Bon nombre d'employeurs se montrent très intéressés par la rupture conventionnelle collective, qui leur permet, simplement en signant un chèque du bon montant, de négocier des départs sans aucune contrainte – sans consultation du comité d'entreprise, sans expertise et sans aucun des dispositifs précédant les plans de sauvegarde de l'emploi.
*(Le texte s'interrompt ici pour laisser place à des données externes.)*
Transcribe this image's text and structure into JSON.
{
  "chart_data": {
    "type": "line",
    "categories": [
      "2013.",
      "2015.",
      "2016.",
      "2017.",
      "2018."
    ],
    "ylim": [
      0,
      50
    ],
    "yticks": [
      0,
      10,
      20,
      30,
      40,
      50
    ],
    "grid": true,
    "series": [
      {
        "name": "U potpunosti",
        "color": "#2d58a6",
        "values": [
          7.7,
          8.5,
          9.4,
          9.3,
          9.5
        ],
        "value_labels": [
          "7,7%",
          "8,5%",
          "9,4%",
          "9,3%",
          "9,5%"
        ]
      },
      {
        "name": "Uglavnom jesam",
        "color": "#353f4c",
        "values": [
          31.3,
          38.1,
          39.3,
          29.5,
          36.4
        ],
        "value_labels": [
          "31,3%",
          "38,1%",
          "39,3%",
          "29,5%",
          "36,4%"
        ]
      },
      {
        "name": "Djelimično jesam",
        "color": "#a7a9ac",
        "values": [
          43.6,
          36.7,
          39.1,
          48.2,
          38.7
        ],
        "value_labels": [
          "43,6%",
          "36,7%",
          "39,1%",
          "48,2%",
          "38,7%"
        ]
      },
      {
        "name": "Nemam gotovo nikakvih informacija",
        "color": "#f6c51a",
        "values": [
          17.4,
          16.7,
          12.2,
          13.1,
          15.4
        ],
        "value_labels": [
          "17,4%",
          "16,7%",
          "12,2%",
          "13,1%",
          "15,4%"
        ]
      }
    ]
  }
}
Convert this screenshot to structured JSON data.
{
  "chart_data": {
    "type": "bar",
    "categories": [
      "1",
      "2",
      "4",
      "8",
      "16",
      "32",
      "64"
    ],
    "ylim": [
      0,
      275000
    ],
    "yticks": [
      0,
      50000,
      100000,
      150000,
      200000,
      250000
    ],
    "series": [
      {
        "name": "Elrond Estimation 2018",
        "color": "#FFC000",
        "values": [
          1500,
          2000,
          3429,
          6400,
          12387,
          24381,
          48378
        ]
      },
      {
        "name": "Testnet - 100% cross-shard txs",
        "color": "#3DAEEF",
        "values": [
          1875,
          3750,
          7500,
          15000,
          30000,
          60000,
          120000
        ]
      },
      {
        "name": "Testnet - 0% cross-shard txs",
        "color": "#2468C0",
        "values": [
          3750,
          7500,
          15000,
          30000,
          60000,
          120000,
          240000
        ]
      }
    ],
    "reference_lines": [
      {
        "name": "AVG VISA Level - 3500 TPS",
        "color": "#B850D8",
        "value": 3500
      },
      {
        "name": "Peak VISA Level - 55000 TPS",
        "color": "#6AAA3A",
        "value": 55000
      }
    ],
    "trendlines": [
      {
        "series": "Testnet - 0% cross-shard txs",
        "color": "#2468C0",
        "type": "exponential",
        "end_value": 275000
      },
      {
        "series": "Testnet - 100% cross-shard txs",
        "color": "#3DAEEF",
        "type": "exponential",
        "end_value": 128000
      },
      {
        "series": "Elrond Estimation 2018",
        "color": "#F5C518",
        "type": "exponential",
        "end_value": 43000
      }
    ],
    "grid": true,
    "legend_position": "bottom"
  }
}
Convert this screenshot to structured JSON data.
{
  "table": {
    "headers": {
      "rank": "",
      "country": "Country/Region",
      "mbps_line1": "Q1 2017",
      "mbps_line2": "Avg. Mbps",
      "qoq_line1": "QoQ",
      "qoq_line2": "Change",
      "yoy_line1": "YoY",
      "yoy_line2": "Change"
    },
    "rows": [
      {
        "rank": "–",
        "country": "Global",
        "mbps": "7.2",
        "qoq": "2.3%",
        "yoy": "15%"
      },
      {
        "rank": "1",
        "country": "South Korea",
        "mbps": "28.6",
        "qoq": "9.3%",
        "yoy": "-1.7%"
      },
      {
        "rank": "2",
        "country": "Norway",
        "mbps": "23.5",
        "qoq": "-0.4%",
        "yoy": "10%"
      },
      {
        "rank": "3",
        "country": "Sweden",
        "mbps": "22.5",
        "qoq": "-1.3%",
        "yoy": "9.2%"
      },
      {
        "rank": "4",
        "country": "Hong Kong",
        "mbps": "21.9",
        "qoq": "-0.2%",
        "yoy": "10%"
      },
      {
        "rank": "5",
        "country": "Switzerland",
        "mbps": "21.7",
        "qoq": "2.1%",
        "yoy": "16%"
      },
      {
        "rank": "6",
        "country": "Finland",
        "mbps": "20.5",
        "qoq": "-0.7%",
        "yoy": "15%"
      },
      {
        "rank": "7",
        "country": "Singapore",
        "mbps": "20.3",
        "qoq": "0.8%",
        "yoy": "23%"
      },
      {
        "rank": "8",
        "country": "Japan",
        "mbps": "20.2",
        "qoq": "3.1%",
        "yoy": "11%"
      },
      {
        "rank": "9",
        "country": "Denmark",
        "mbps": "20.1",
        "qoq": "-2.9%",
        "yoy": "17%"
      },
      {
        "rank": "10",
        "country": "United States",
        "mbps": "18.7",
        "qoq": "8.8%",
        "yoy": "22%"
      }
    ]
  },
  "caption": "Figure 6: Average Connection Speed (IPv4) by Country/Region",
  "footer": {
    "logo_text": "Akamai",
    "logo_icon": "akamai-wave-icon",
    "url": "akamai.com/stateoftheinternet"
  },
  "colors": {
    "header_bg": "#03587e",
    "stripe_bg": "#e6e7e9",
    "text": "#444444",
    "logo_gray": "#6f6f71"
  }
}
Or, cette pratique nous paraît tout à fait incompatible avec les accords de préservation et de développement de l'emploi : on ne peut pas à la fois faire comme si on voulait garder les salariés dans l'entreprise, leur demander des efforts en termes de formation ou de polyvalence, qui permettent à l'entreprise d'être plus compétitive –, et en même temps leur dire que s'ils préfèrent partir avec un chèque, ce n'est pas plus mal. Ce dispositif de la rupture conventionnelle collective est un peu passé sous le radar médiatique, mais je peux vous assurer qu'il intéresse au plus haut point les employeurs, et que la Direction générale du travail (DGT) reçoit tous les jours des appels d'employeurs souhaitant conclure au plus vite des accords de ce type.